© 2009
Beech and the British FO decided we couldn’t defend anything, and it was more important that we get out and be the eyes and ears on what’s happening. We pulled back some distance using dry drainage ditches for cover, and about an hour later, when the sun was up, were running down a gully—a main gully which the Germans were smart enough to shell. As we started up a side gully I was leaning back against the bank when a shell hit down at the intersection of the two. I said to myself, “Gee, that one missed me!”—when suddenly I got this pain in my shin. I’d been hit.
I could move, so we continued on, but it was stiffening up, and I’m limpin’ along, and we get back to another house where there’s an anti-tank gun peeking around the corner.
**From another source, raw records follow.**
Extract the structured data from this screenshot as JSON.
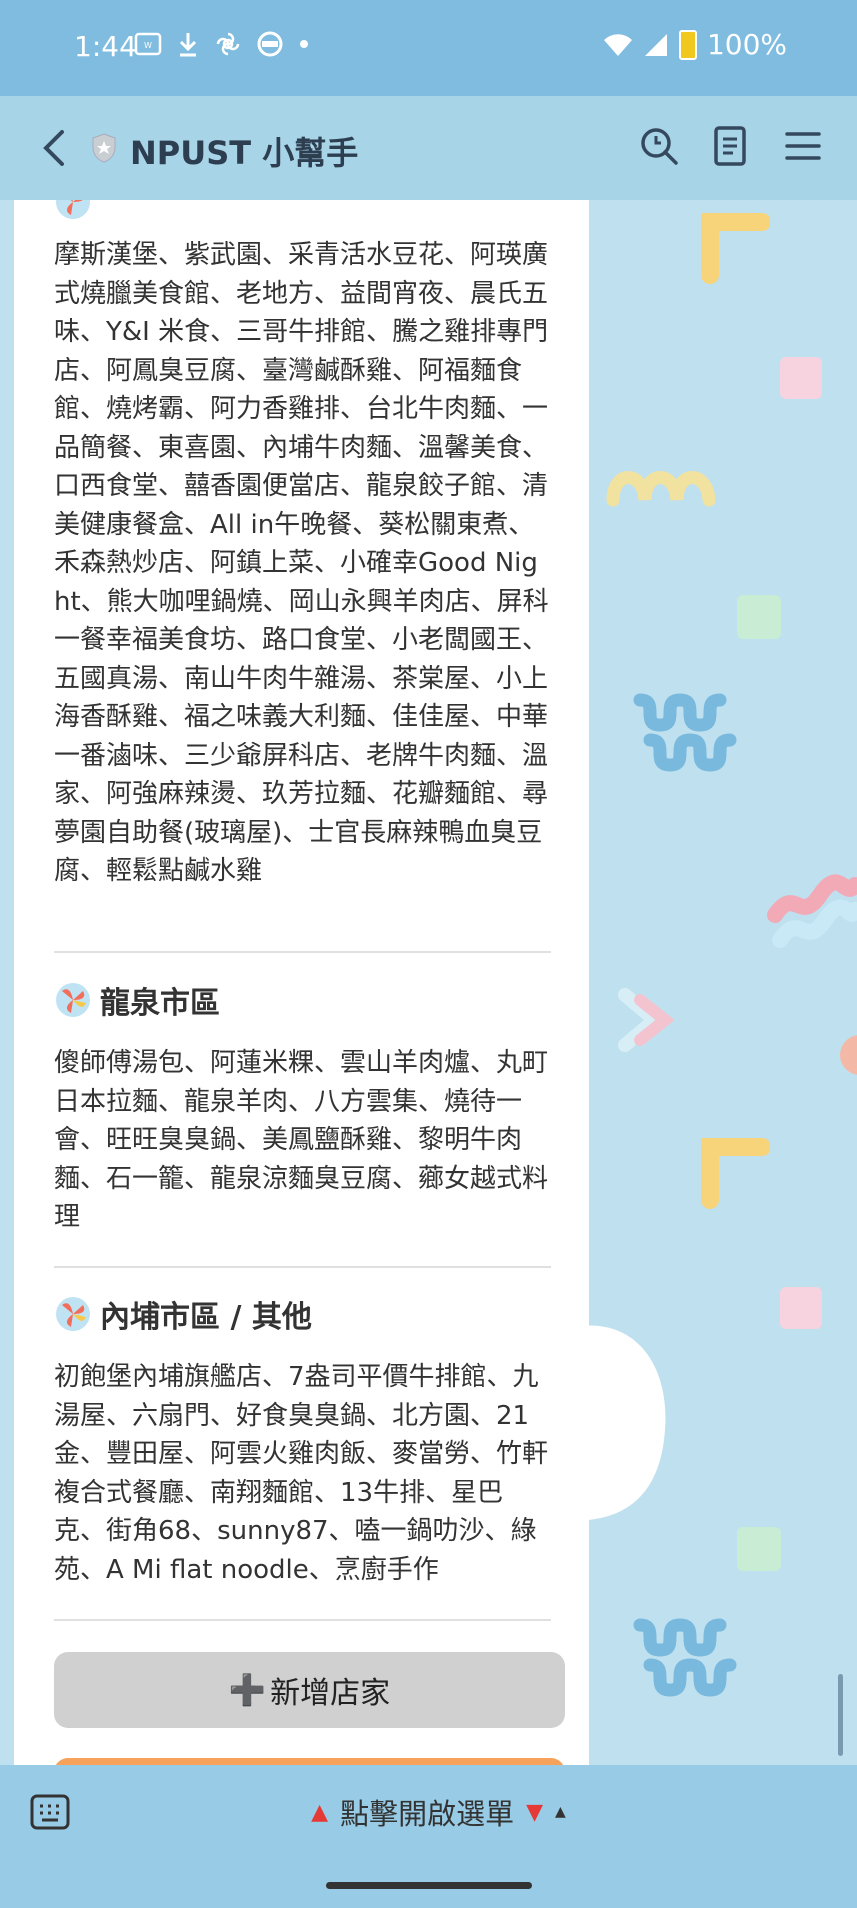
{
  "status_bar": {
    "time": "1:44",
    "battery": "100%",
    "left_icons": [
      "webtoon-icon",
      "download-icon",
      "pinwheel-icon",
      "vpn-icon",
      "dot-icon"
    ],
    "right_icons": [
      "wifi-icon",
      "signal-icon",
      "battery-icon"
    ]
  },
  "header": {
    "title": "NPUST 小幫手",
    "icons": [
      "back-icon",
      "shield-icon",
      "search-icon",
      "notes-icon",
      "menu-icon"
    ]
  },
  "sections": [
    {
      "title": "",
      "text": "摩斯漢堡、紫武園、采青活水豆花、阿瑛廣式燒臘美食館、老地方、益間宵夜、晨氏五味、Y&I 米食、三哥牛排館、騰之雞排專門店、阿鳳臭豆腐、臺灣鹹酥雞、阿福麵食館、燒烤霸、阿力香雞排、台北牛肉麵、一品簡餐、東喜園、內埔牛肉麵、溫馨美食、口西食堂、囍香園便當店、龍泉餃子館、清美健康餐盒、All in午晚餐、葵松關東煮、禾森熱炒店、阿鎮上菜、小確幸Good Night、熊大咖哩鍋燒、岡山永興羊肉店、屏科一餐幸福美食坊、路口食堂、小老闆國王、五國真湯、南山牛肉牛雜湯、茶棠屋、小上海香酥雞、福之味義大利麵、佳佳屋、中華一番滷味、三少爺屏科店、老牌牛肉麵、溫家、阿強麻辣燙、玖芳拉麵、花瓣麵館、尋夢園自助餐(玻璃屋)、士官長麻辣鴨血臭豆腐、輕鬆點鹹水雞"
    },
    {
      "title": "龍泉市區",
      "text": "傻師傅湯包、阿蓮米粿、雲山羊肉爐、丸町日本拉麵、龍泉羊肉、八方雲集、燒待一會、旺旺臭臭鍋、美鳳鹽酥雞、黎明牛肉麵、石一籠、龍泉涼麵臭豆腐、薌女越式料理"
    },
    {
      "title": "內埔市區 / 其他",
      "text": "初飽堡內埔旗艦店、7盎司平價牛排館、九湯屋、六扇門、好食臭臭鍋、北方園、21金、豐田屋、阿雲火雞肉飯、麥當勞、竹軒複合式餐廳、南翔麵館、13牛排、星巴克、街角68、sunny87、嗑一鍋叻沙、綠苑、A Mi flat noodle、烹廚手作"
    }
  ],
  "add_button": {
    "icon": "➕",
    "label": "新增店家"
  },
  "menu_bar": {
    "label": "點擊開啟選單",
    "arrow_left": "▲",
    "arrow_right": "▼",
    "arrow_up": "▲"
  },
  "colors": {
    "status_bar": "#7fbcdf",
    "header": "#a8d4e8",
    "background": "#bfe0ee",
    "menu_bar": "#98cbe5",
    "add_button": "#d0d0d0",
    "orange_button": "#f7a25a"
  }
}
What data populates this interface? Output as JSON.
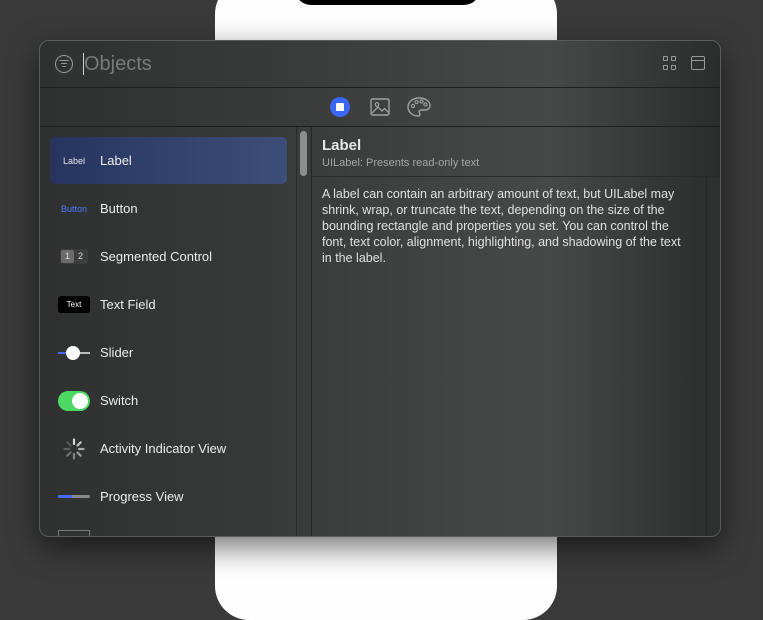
{
  "search": {
    "placeholder": "Objects",
    "value": ""
  },
  "tabs": [
    {
      "name": "objects",
      "icon": "square-in-circle-icon",
      "selected": true
    },
    {
      "name": "media",
      "icon": "photo-icon",
      "selected": false
    },
    {
      "name": "colors",
      "icon": "palette-icon",
      "selected": false
    }
  ],
  "library": {
    "items": [
      {
        "label": "Label",
        "icon": "label-icon",
        "icon_text": "Label",
        "selected": true
      },
      {
        "label": "Button",
        "icon": "button-icon",
        "icon_text": "Button"
      },
      {
        "label": "Segmented Control",
        "icon": "segmented-control-icon",
        "icon_text": [
          "1",
          "2"
        ]
      },
      {
        "label": "Text Field",
        "icon": "text-field-icon",
        "icon_text": "Text"
      },
      {
        "label": "Slider",
        "icon": "slider-icon",
        "level": 0.45
      },
      {
        "label": "Switch",
        "icon": "switch-icon",
        "on": true
      },
      {
        "label": "Activity Indicator View",
        "icon": "activity-indicator-icon"
      },
      {
        "label": "Progress View",
        "icon": "progress-view-icon",
        "progress": 0.45
      }
    ]
  },
  "detail": {
    "title": "Label",
    "subtitle": "UILabel: Presents read-only text",
    "description": "A label can contain an arbitrary amount of text, but UILabel may shrink, wrap, or truncate the text, depending on the size of the bounding rectangle and properties you set. You can control the font, text color, alignment, highlighting, and shadowing of the text in the label."
  },
  "colors": {
    "accent": "#3b67f5",
    "switch_on": "#4cd964",
    "selection": "#33456f"
  }
}
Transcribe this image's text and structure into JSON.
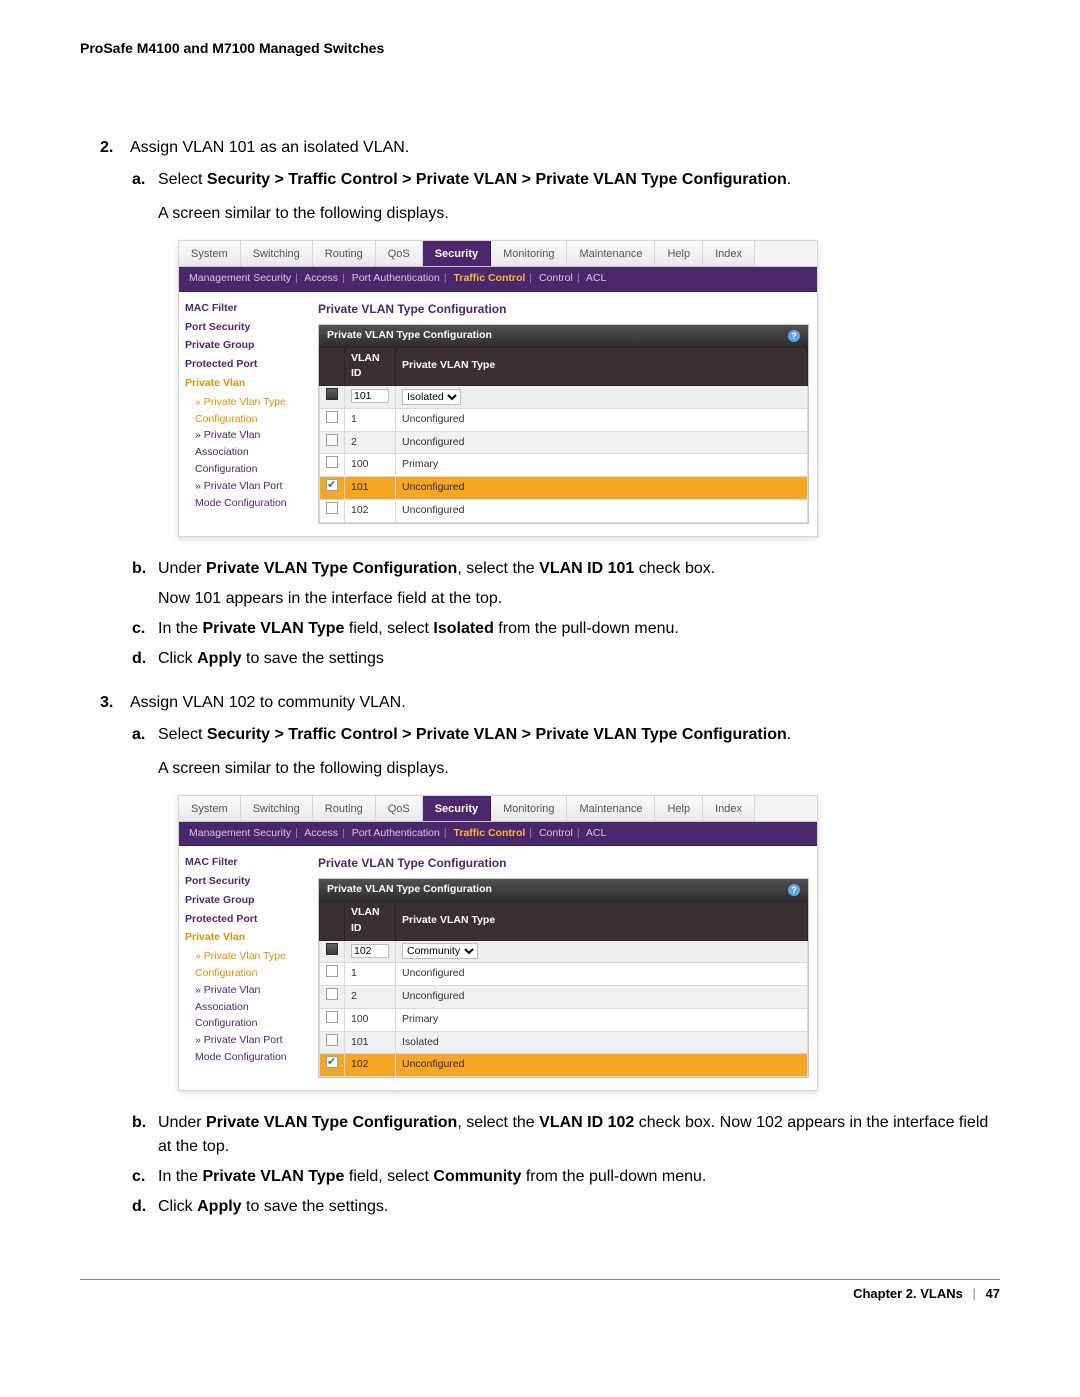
{
  "header": {
    "title": "ProSafe M4100 and M7100 Managed Switches"
  },
  "step2": {
    "num": "2.",
    "title": "Assign VLAN 101 as an isolated VLAN.",
    "a": {
      "letter": "a.",
      "prefix": "Select ",
      "path": "Security > Traffic Control > Private VLAN > Private VLAN Type Configuration",
      "dot": "."
    },
    "caption": "A screen similar to the following displays.",
    "b": {
      "letter": "b.",
      "t1": "Under ",
      "b1": "Private VLAN Type Configuration",
      "t2": ", select the ",
      "b2": "VLAN ID 101",
      "t3": " check box.",
      "follow": "Now 101 appears in the interface field at the top."
    },
    "c": {
      "letter": "c.",
      "t1": "In the ",
      "b1": "Private VLAN Type",
      "t2": " field, select ",
      "b2": "Isolated",
      "t3": " from the pull-down menu."
    },
    "d": {
      "letter": "d.",
      "t1": "Click ",
      "b1": "Apply",
      "t2": " to save the settings"
    }
  },
  "step3": {
    "num": "3.",
    "title": "Assign VLAN 102 to community VLAN.",
    "a": {
      "letter": "a.",
      "prefix": "Select ",
      "path": "Security > Traffic Control > Private VLAN > Private VLAN Type Configuration",
      "dot": "."
    },
    "caption": "A screen similar to the following displays.",
    "b": {
      "letter": "b.",
      "t1": "Under ",
      "b1": "Private VLAN Type Configuration",
      "t2": ", select the ",
      "b2": "VLAN ID 102",
      "t3": " check box. Now 102 appears in the interface field at the top."
    },
    "c": {
      "letter": "c.",
      "t1": "In the ",
      "b1": "Private VLAN Type",
      "t2": " field, select ",
      "b2": "Community",
      "t3": " from the pull-down menu."
    },
    "d": {
      "letter": "d.",
      "t1": "Click ",
      "b1": "Apply",
      "t2": " to save the settings."
    }
  },
  "ui": {
    "tabs": {
      "system": "System",
      "switching": "Switching",
      "routing": "Routing",
      "qos": "QoS",
      "security": "Security",
      "monitoring": "Monitoring",
      "maintenance": "Maintenance",
      "help": "Help",
      "index": "Index"
    },
    "subnav": {
      "i0": "Management Security",
      "i1": "Access",
      "i2": "Port Authentication",
      "i3": "Traffic Control",
      "i4": "Control",
      "i5": "ACL"
    },
    "sidebar": {
      "mac_filter": "MAC Filter",
      "port_security": "Port Security",
      "private_group": "Private Group",
      "protected_port": "Protected Port",
      "private_vlan": "Private Vlan",
      "type_conf": "Private Vlan Type Configuration",
      "assoc_conf": "Private Vlan Association Configuration",
      "port_mode": "Private Vlan Port Mode Configuration"
    },
    "content": {
      "title": "Private VLAN Type Configuration",
      "panel_header": "Private VLAN Type Configuration",
      "col_vlan_id": "VLAN ID",
      "col_type": "Private VLAN Type"
    }
  },
  "screenshot1": {
    "filter": {
      "id": "101",
      "type": "Isolated"
    },
    "rows": [
      {
        "id": "1",
        "type": "Unconfigured",
        "alt": false,
        "checked": false,
        "selected": false
      },
      {
        "id": "2",
        "type": "Unconfigured",
        "alt": true,
        "checked": false,
        "selected": false
      },
      {
        "id": "100",
        "type": "Primary",
        "alt": false,
        "checked": false,
        "selected": false
      },
      {
        "id": "101",
        "type": "Unconfigured",
        "alt": true,
        "checked": true,
        "selected": true
      },
      {
        "id": "102",
        "type": "Unconfigured",
        "alt": false,
        "checked": false,
        "selected": false
      }
    ]
  },
  "screenshot2": {
    "filter": {
      "id": "102",
      "type": "Community"
    },
    "rows": [
      {
        "id": "1",
        "type": "Unconfigured",
        "alt": false,
        "checked": false,
        "selected": false
      },
      {
        "id": "2",
        "type": "Unconfigured",
        "alt": true,
        "checked": false,
        "selected": false
      },
      {
        "id": "100",
        "type": "Primary",
        "alt": false,
        "checked": false,
        "selected": false
      },
      {
        "id": "101",
        "type": "Isolated",
        "alt": true,
        "checked": false,
        "selected": false
      },
      {
        "id": "102",
        "type": "Unconfigured",
        "alt": false,
        "checked": true,
        "selected": true
      }
    ]
  },
  "footer": {
    "chapter": "Chapter 2.  VLANs",
    "page": "47"
  }
}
We must have had an observation team there, but we were trying to find a new location that would have been a good one. And as we looked back a shell came in and removed the whole corner of the house and the anti-tank gun.
Eventually we got back to the Medics, who put me on a British hospital ship, and since I was one of the early wounded, it didn’t leave for four or five days. We had tea morning, noon and night and four o’clock and a fifth time, and for years I wasn’t able to drink the stuff. Back at Naples the wound was so small they didn’t operate. No scar. Don’t even remember which leg.
That house with the anti-tank gun behind it . . . Dave O’Keefe had taken a couple of the young replacements to set up an OP in a small farmhouse in the same area north of the Overpass.
There was an anti-tank gun and squad there. Through this window on the east we saw Germans and tanks over toward the Factory, and I says, “Naw, we can’t do anything here, let’s go back into the other room away from the window.” It was one o’ my premonitions. There was a masonry partition there. No sooner had we left than there’s a blast. We went back and the window was gone. One o’ those tanks put a round through. That night we pulled the hell outta there. I kept the ole North Star over my shoulder, and we come up to the concertina barbwire the British had laid. “Halt!” We told ’em who we were and got through the wire and back to the CP.
Dawn was just breaking on the morning of the sixteenth as our infantry finished changing holes with the Tommies and tried to figure out where they were, where the Germans were, and how to lay in their fields of fire, when suddenly the whistles of incoming shells, the more distant rumbling and roaring, the end-of-the-world explosions and resounding thuds, the geysers of earth and stone, the screaming death . . . and the universe imploded on them.
For an hour they hugged Mother under the worst barrage and bombing yet experienced by the Regiment. Then, as abruptly it lifted, and down out of the smoke clanked the enormous, roaring, clattering, squeaking Panzers with the Grenadiers trotting in their wake. Three were rolling right over E Company’s left-flank platoon when a tank destroyer knocked out two and the third withdrew. The TD’s machine gunner broke up the infantry assault until he ran out of ammo and they had to haul back.